Preparation Time: about 1 hour
- 3 cups hulled strawberries, roughly chopped
- 3 tablespoons Le Ferre Extra Virgin Olive Oil with Mint
- 1 tablespoon Ritrovo Selections Organic Citrus Balsamic Vinegar
- 2 teaspoons Casina Rossa Fiori & Salt, divided
- 6 cups vegetable stock
- 6 tablespoons unsalted butter
- 1 onion, finely chopped
- 1 package (1.1 lb/500 gm) Ritrovo Selections Organic Carnaroli Rice
- 1 ½ cups fruity white wine such as Riesling, Gewürztraminer, or Chenin Blanc
- ½ cup Parmesan cheese, grated
- ½ cup heavy cream
- White pepper
For the Garnish
- Parmesan cheese
- Fresh basil chiffonade
- A drizzle of Le Ferre Extra Virgin Olive Oil with Mint
- Ritrovo Selections Organic Citrus Balsamic Vinegar
- A whole strawberry, sliced with stem intact and fanned.
- Place the chopped strawberries in a bowl and toss with the Le Ferre Extra Virgin Olive Oil with Mint, Ritrovo Selections Organic Citrus Balsamic Vinegar, and 1 teaspoon of the Casina Rossa Fiori & Salt, mix and set aside.
- Pour the vegetable stock into a pan and bring it to a boil, then reduce the heat and simmer.
- Meanwhile, melt the butter in a heavy skillet or French oven. Add the onion and cook over low heat, stirring occasionally, for about 5 minutes, until it is softened, but not browned. Add the rice and cook, stirring, until all the grains are coated with melted butter.

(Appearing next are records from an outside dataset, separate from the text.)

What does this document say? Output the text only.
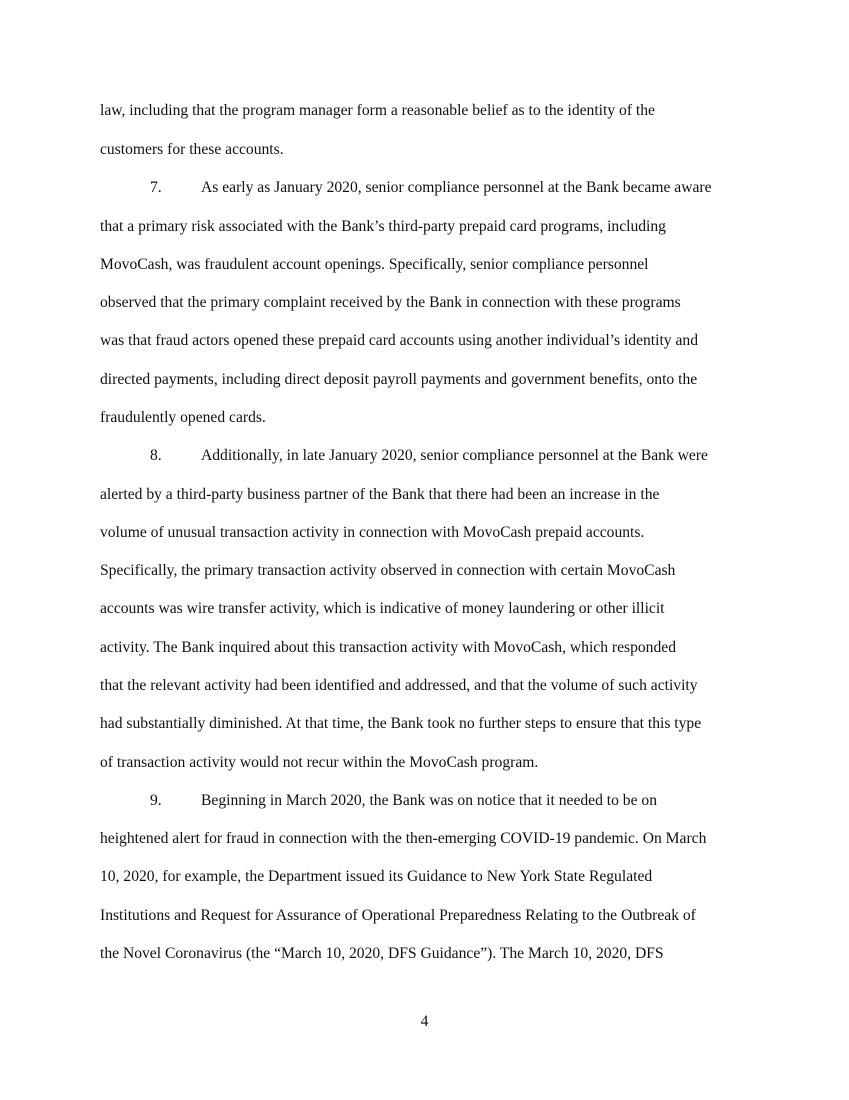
law, including that the program manager form a reasonable belief as to the identity of the
customers for these accounts.
7.	As early as January 2020, senior compliance personnel at the Bank became aware
that a primary risk associated with the Bank’s third-party prepaid card programs, including
MovoCash, was fraudulent account openings. Specifically, senior compliance personnel
observed that the primary complaint received by the Bank in connection with these programs
was that fraud actors opened these prepaid card accounts using another individual’s identity and
directed payments, including direct deposit payroll payments and government benefits, onto the
fraudulently opened cards.
8.	Additionally, in late January 2020, senior compliance personnel at the Bank were
alerted by a third-party business partner of the Bank that there had been an increase in the
volume of unusual transaction activity in connection with MovoCash prepaid accounts.
Specifically, the primary transaction activity observed in connection with certain MovoCash
accounts was wire transfer activity, which is indicative of money laundering or other illicit
activity. The Bank inquired about this transaction activity with MovoCash, which responded
that the relevant activity had been identified and addressed, and that the volume of such activity
had substantially diminished. At that time, the Bank took no further steps to ensure that this type
of transaction activity would not recur within the MovoCash program.
9.	Beginning in March 2020, the Bank was on notice that it needed to be on
heightened alert for fraud in connection with the then-emerging COVID-19 pandemic. On March
10, 2020, for example, the Department issued its Guidance to New York State Regulated
Institutions and Request for Assurance of Operational Preparedness Relating to the Outbreak of
the Novel Coronavirus (the “March 10, 2020, DFS Guidance”). The March 10, 2020, DFS
4
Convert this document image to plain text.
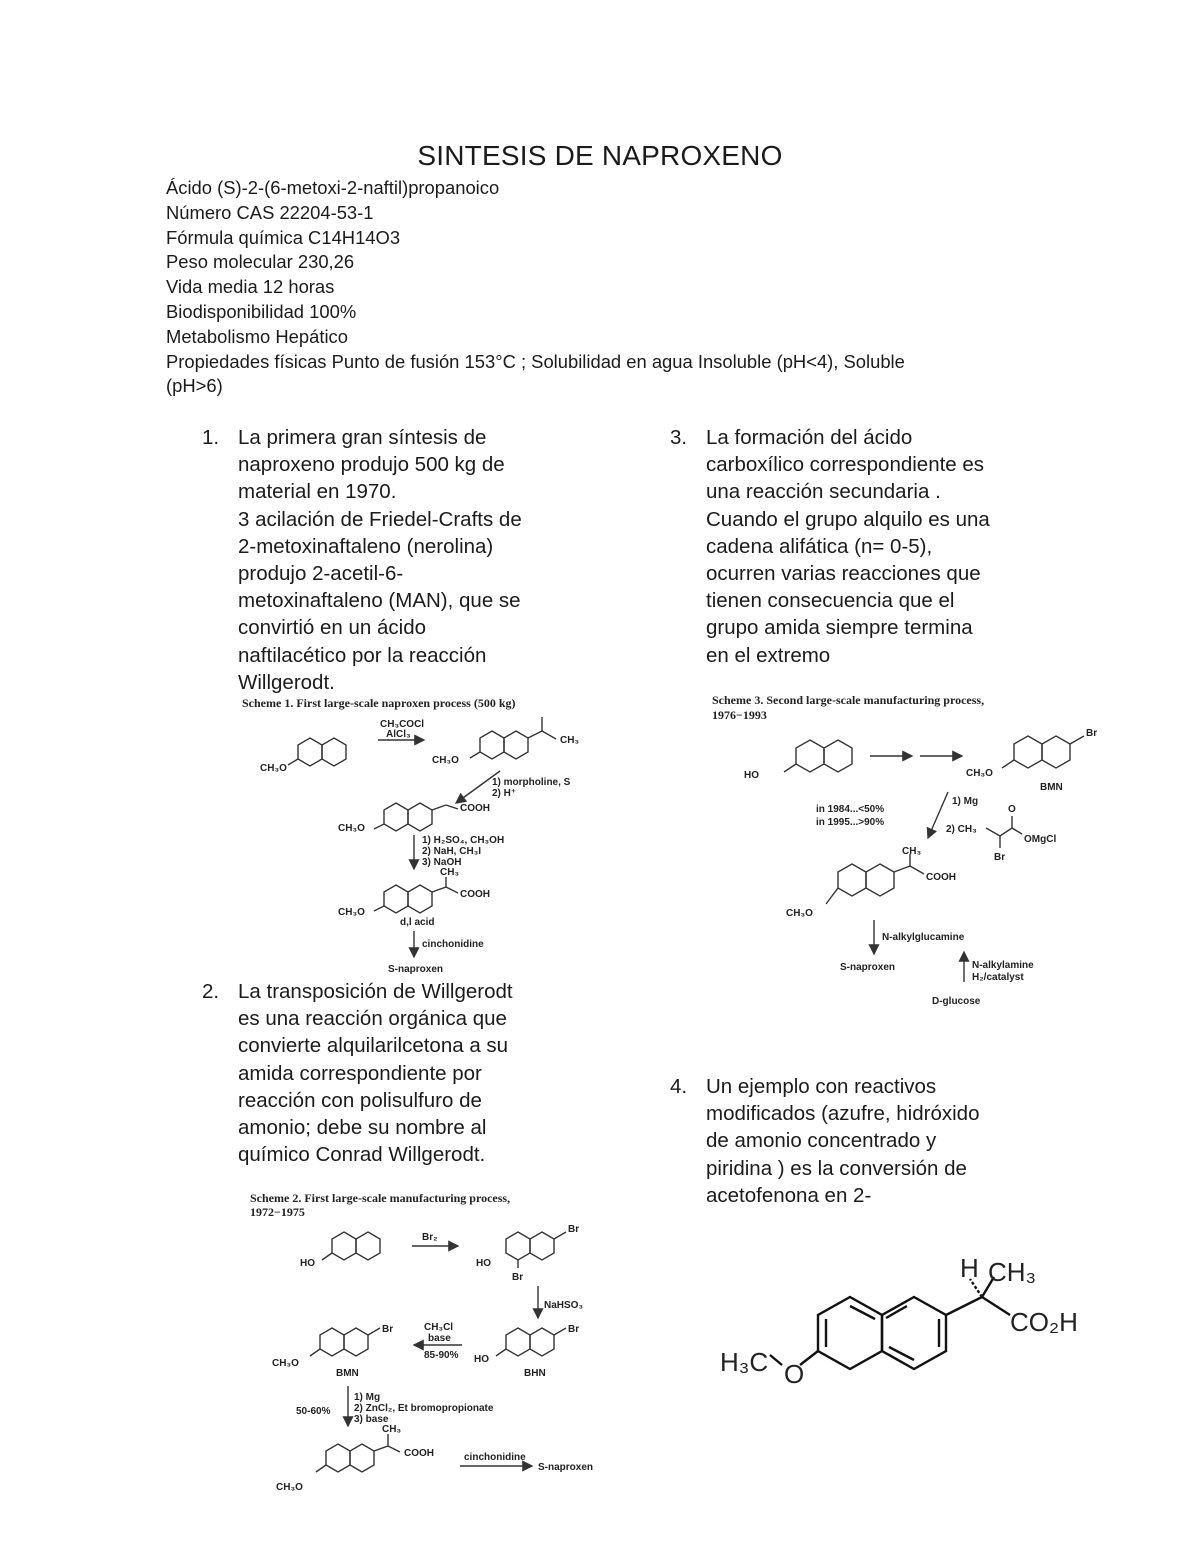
SINTESIS DE NAPROXENO
Ácido (S)-2-(6-metoxi-2-naftil)propanoico
Número CAS 22204-53-1
Fórmula química C14H14O3
Peso molecular 230,26
Vida media 12 horas
Biodisponibilidad 100%
Metabolismo Hepático
Propiedades físicas Punto de fusión 153°C ; Solubilidad en agua Insoluble (pH<4), Soluble (pH>6)
1. La primera gran síntesis de
naproxeno produjo 500 kg de
material en 1970.
3 acilación de Friedel-Crafts de
2-metoxinaftaleno (nerolina)
produjo 2-acetil-6-
metoxinaftaleno (MAN), que se
convirtió en un ácido
naftilacético por la reacción
Willgerodt.
2. La transposición de Willgerodt
es una reacción orgánica que
convierte alquilarilcetona a su
amida correspondiente por
reacción con polisulfuro de
amonio; debe su nombre al
químico Conrad Willgerodt.
3. La formación del ácido
carboxílico correspondiente es
una reacción secundaria .
Cuando el grupo alquilo es una
cadena alifática (n= 0-5),
ocurren varias reacciones que
tienen consecuencia que el
grupo amida siempre termina
en el extremo
4. Un ejemplo con reactivos
modificados (azufre, hidróxido
de amonio concentrado y
piridina ) es la conversión de
acetofenona en 2-
Scheme 1. First large-scale naproxen process (500 kg)
CH₃O
CH₃COCl
AlCl₃
CH₃O
CH₃
1) morpholine, S
2) H⁺
CH₃O
COOH
1) H₂SO₄, CH₃OH
2) NaH, CH₃I
3) NaOH
CH₃O
CH₃
COOH
d,l acid
cinchonidine
S-naproxen
Scheme 2. First large-scale manufacturing process,
1972−1975
HO
Br₂
Br
HO
Br
NaHSO₃
Br
HO
BHN
CH₃Cl
base
85-90%
Br
CH₃O
BMN
1) Mg
2) ZnCl₂, Et bromopropionate
3) base
50-60%
CH₃O
CH₃
COOH	cinchonidine
S-naproxen
Scheme 3. Second large-scale manufacturing process,
1976−1993
HO
Br
CH₃O
BMN
in 1984...<50%
in 1995...>90%
1) Mg
2) CH₃
O
OMgCl
Br
CH₃O
CH₃
COOH
N-alkylglucamine
S-naproxen	N-alkylamine
H₂/catalyst
D-glucose
H₃C O
H CH₃
CO₂H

- Add the wine and cook for 5 minutes, or until the alcohol has evaporated. Add a cup of the hot stock to the rice and cook, stirring, until it has been absorbed. Continue adding the stock, one cup at a time, and stirring until each addition has been absorbed. This will take about 20 minutes.
- When the rice is tender, add the strawberries until they are just heated through. Gently stir in the Parmesan cheese and cream. Season with the additional 1 teaspoon (or more) Casina Rossa Fiori & Salt and white pepper.